John writes that even though Jesus came first to the covenant people of Israel, they didn’t really embrace him. But John says that those who do embrace Jesus as their Lord and Savior are given the right to “become children of God.” (And we remember that Jesus said we can call on God as Abba, which is something like an Aramaic version of ‘Papa.’)

John also writes that, “The Word became flesh and made his dwelling among us.” The Greek word that’s translated “made his dwelling” literally means something like “pitched a tent.” In other words, John is explaining that in Jesus, God sort of ‘camped’ in the world for a while, but he never intended to settle here permanently.

The last two verses make a couple of other important points.

In verse 17, John writes that God’s law came into the world through Moses, but through Jesus a new era began. This era was not dominated by trying to become righteous by obeying the Old Testament law, but rather by receiving God’s grace and truth. Remember that the biblical meaning of ‘grace’ is God’s un-earned favor – a loving favor from God we’re not capable of earning by being righteous under the law. John says Jesus came to explain God’s truth in a way that goes beyond just keeping the law.

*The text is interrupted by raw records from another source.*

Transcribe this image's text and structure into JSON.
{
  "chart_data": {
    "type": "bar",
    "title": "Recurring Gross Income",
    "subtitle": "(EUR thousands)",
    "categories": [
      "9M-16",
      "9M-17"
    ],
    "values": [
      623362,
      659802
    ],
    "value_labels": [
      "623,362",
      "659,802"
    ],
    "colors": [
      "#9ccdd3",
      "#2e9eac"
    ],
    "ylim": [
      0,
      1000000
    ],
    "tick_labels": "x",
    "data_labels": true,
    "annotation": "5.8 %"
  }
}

In the last verse, John points out that none of us has ever seen God. But in Jesus, the world has a chance to see God’s nature revealed in human form.

All these ideas are pretty important to how we understand Jesus and his teachings, and a number of them will come up later in the Gospel of John, so this introduction to that gospel gets us ready to absorb Jesus’ teachings there. It also sketches out some of the main principles of what it means to live as his disciples.

Let’s pray. Lord, we thank you for the great love you showed in making a home for us in a universe organized around Jesus. We thank you also for coming into the world for a while to show us what it means to live an abundant life. Help us always to remember that we have no better way to see your nature than by focusing on him. Amen.